Resources Video

Bluetooth Monitoring

 

Summary

Excerpt From Bluetooth Vulnerabilities (Part 1) Webinar
Learn About Bluetooth Monitoring with CTO Dr. Brett Walkenhorst
Bluetooth sniffers allow Bluetooth traffic to be passively and actively monitored, delivering insights into the capabilities, information, and transmission of potentially sensitive data regarding the device. The technical components of sniffing, such as Bluetooth device hopping patterns and encryption method variations, are explained by CTO Dr. Brett Walkenhorst. To find out more about how these sniffing capabilities impact Bluetooth network security and privacy, watch this brief video.

Video Transcript

The idea here is that there's sniffers that are out there, Bluetooth sniffers that are available. Like the dongle that you see at the right, this is Nordic semiconductor device, NRF, chip that, that you just plug in to USB on a host and you could control it. It's got embedded antennas on it.

So you can use this to sniff, Bluetooth flow energy packets. There's lots of different options for doing this. For Bluetooth low energy. There's fewer for Bluetooth classic. I think perhaps because BLE has had so much attention in recent years. Don't know whether that will change, but lots of options available for doing this sniffing.

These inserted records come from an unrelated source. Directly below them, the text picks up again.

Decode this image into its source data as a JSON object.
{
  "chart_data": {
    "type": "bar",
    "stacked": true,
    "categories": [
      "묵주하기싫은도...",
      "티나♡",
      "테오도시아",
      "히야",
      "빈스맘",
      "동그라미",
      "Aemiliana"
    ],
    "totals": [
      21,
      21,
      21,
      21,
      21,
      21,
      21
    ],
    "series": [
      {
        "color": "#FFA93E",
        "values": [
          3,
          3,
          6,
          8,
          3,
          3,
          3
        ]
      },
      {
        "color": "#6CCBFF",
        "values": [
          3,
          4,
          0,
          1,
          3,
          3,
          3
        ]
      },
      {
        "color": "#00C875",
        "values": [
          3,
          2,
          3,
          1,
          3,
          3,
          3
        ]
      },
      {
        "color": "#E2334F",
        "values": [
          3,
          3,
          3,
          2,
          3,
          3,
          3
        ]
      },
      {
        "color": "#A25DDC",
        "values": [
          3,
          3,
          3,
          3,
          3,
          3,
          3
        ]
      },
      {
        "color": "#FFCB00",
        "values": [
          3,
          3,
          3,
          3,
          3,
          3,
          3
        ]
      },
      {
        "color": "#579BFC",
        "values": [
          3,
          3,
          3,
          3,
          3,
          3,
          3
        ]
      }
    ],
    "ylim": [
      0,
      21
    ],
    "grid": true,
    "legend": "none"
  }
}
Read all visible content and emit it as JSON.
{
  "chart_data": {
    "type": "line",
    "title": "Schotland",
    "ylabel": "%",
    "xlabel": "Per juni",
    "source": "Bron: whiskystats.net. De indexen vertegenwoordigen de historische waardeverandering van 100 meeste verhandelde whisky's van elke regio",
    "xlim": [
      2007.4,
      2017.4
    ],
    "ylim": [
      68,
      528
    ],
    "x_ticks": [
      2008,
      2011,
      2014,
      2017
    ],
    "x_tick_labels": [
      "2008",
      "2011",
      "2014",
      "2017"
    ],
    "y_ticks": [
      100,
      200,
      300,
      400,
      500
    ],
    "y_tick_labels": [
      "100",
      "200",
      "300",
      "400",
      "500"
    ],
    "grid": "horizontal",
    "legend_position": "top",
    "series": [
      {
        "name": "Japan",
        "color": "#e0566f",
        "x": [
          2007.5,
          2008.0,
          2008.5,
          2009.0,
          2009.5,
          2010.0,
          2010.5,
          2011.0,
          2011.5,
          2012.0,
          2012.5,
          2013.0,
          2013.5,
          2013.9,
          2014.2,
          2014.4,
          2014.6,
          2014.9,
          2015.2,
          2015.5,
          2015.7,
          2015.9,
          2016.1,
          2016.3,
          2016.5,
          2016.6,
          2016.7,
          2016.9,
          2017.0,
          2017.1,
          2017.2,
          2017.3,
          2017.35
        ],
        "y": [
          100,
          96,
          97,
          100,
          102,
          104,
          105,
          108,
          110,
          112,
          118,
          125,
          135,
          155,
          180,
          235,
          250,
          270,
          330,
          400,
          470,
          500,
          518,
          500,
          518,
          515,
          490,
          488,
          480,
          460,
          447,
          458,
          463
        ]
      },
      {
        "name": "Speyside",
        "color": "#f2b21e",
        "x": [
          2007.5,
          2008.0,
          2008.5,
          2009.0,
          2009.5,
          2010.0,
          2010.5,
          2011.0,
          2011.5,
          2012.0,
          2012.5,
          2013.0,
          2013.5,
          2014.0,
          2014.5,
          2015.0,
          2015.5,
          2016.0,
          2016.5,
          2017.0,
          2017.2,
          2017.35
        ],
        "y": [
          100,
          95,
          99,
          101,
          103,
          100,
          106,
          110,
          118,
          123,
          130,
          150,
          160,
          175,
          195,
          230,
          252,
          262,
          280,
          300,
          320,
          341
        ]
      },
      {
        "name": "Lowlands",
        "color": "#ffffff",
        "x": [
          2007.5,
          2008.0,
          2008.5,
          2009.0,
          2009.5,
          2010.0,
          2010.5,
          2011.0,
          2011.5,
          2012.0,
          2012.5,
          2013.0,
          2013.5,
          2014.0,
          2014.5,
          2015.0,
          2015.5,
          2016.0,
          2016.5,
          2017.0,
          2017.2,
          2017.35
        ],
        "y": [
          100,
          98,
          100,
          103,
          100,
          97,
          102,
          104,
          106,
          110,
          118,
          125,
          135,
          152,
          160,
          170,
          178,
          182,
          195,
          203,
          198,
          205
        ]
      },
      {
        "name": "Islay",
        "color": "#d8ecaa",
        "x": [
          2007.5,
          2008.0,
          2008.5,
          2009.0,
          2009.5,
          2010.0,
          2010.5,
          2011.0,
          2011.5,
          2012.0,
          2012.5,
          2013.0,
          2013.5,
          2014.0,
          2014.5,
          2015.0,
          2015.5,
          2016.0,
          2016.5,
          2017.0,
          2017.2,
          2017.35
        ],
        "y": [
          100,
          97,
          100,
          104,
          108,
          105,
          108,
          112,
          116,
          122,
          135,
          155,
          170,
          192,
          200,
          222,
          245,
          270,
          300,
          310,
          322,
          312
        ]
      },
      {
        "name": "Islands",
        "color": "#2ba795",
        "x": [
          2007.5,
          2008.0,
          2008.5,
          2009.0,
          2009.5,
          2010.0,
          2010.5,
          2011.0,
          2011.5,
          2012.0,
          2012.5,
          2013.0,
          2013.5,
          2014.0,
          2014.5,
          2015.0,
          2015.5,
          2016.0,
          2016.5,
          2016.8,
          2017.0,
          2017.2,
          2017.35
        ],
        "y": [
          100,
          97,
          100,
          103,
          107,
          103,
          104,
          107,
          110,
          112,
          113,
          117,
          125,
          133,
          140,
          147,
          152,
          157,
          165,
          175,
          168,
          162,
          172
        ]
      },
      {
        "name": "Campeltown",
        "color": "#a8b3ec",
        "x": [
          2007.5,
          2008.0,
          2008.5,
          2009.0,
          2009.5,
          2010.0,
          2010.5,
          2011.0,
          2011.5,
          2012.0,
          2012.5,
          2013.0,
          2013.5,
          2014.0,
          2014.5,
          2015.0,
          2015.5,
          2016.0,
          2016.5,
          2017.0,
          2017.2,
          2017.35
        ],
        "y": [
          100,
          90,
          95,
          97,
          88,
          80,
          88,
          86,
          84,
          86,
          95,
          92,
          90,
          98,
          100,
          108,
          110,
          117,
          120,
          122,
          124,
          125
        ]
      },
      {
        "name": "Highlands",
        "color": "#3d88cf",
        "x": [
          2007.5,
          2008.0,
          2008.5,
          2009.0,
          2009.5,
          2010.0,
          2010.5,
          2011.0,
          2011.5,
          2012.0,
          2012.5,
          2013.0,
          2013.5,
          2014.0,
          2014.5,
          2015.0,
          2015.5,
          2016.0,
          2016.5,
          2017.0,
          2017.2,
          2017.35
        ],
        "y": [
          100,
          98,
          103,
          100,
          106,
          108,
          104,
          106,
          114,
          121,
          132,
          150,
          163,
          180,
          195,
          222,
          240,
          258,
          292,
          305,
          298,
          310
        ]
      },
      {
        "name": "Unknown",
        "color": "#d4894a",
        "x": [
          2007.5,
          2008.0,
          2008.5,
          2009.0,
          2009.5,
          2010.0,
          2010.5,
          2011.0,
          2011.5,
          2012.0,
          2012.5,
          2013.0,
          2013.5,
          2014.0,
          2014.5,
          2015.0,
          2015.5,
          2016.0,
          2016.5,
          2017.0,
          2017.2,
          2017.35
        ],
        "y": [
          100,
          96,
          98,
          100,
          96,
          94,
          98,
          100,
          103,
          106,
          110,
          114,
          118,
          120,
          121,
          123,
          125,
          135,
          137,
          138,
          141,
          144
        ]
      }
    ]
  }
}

You can do it passively where you're just listening to what's being sent, or you can do it actively where you're requesting additional information. So this commonly happens in advertising packets where maybe maybe you hear something that sounds kind of interesting. This might be something I want to attack.

I'm gonna send out a stand request and it's gonna send a response that has some more information that might be useful to me. I can listen to advertising packets like I just mentioned. This contains device information capabilities. And in some cases, it might contain data. So, devices have there there's a mode available where broadcast packets can utilize the advertising structure and those three dedicated advertising channels to to send data itself.

But maybe I want it to listen to connected devices. Those might be sharing sensitive data and I've already talked about how I can break encryption. So maybe I can sniff that if I can break the key, I can get whatever information I want. And then of course there's other things that are possible I break the encryption, I can I can inject information, but just focusing on the monitoring, the problem comes there in the fact that these devices are hopping around in frequency?

Right? So how do I do that? Well, I can listen to the connection itself when when these devices are connecting, I can listen and capture all the relevant information that I need in order to follow those devices across their hopping pattern. And there's different fields that you'd need to know depending on the algorithm that's used and the algorithms vary one one as you see at the top the right slide, the right side of the slide is a fixed hopping increment with, module thirty seven that just runs through the different channels And then, below that's a histogram to show you that it's pretty, you know, pretty even distribution across all the channels.

That's to be expected. It's just hopping with a fixed increment. There's another algorithm that uses a more random approach to hopping, and that's gonna be a little more difficult to interpret Again, if you've got all those fields, then you know exactly where they're headed next.